3 handfuls of spinach
2 Bartlett pears (peeled) - not quite ripe
Drizzle of honey + 1/2 tbsp for dressing
1/2 cup roasted hazelnuts - chopped
1/2 cup dried figs - chopped (I used Trader Joe's Turkish Smyrna Figs)
1/4 cup freshly shaved Parmesan cheese
Salt and pepper to taste
1/2 shallot - minced
1 tbsp red wine vinegar
3 tbsp extra virgin olive oil
1/2 tbsp honey
Salt & pepper to taste
- Pre-heat oven to 350. Prepare a baking sheet with parchment paper and a bed of fresh thyme.
- Start with the pears. Slice in half and use a melon baller to remove seeds. With the flat side down, cut slits in the pear, slicing through just one side of the pear. Press down to "fan" the pear out. This is purely for aesthetics so don't worry if some slices detach. Place sliced pear on the bed of thyme on baking sheet. Drizzle with honey and finish with freshly cracked pepper and salt over each pear.
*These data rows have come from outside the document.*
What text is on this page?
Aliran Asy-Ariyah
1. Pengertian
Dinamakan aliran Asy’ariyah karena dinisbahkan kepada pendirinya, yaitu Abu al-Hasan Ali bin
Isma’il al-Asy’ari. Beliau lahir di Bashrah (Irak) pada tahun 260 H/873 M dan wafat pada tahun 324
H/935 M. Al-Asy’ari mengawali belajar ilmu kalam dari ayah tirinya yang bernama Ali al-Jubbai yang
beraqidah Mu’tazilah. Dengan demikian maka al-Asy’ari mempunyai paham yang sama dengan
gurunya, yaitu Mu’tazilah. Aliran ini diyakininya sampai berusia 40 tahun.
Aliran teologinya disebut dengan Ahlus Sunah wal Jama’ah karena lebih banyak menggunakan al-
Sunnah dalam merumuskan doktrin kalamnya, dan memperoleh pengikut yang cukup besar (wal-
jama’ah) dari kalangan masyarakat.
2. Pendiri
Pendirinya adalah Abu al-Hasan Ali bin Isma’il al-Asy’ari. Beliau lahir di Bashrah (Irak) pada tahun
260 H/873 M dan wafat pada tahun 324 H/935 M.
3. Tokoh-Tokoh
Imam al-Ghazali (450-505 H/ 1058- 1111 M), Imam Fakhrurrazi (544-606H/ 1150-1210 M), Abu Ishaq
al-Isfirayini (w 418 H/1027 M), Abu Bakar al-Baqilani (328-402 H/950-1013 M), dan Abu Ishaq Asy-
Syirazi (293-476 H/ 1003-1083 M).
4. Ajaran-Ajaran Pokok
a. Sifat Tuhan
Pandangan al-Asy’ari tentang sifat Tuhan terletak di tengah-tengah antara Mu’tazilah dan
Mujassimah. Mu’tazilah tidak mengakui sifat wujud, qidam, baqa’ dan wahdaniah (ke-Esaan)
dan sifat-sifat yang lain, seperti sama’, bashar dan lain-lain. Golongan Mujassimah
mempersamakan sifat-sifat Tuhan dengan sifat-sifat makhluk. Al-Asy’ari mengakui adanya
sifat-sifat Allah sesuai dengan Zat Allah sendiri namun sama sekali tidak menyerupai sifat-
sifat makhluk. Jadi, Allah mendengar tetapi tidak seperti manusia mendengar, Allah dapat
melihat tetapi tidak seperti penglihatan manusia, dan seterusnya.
- Roast pears until they are soft and slightly golden - about 25 minutes.
- At the same time, toast hazelnuts in the oven until golden - about 5 minutes. Once finished, slice hazelnuts or run through food processor.
- For the dressing, chop shallot and let it sit in the tbsp of red wine vinegar for 5-10 minutes. Then add olive oil, honey, salt and pepper.
- When pears are finished, carefully remove them from baking sheet and discard thyme sprigs.
- Assemble salad - spinach, dried figs, hazelnuts & roasted pears on top. Finish with dressing and shaved Parmesan.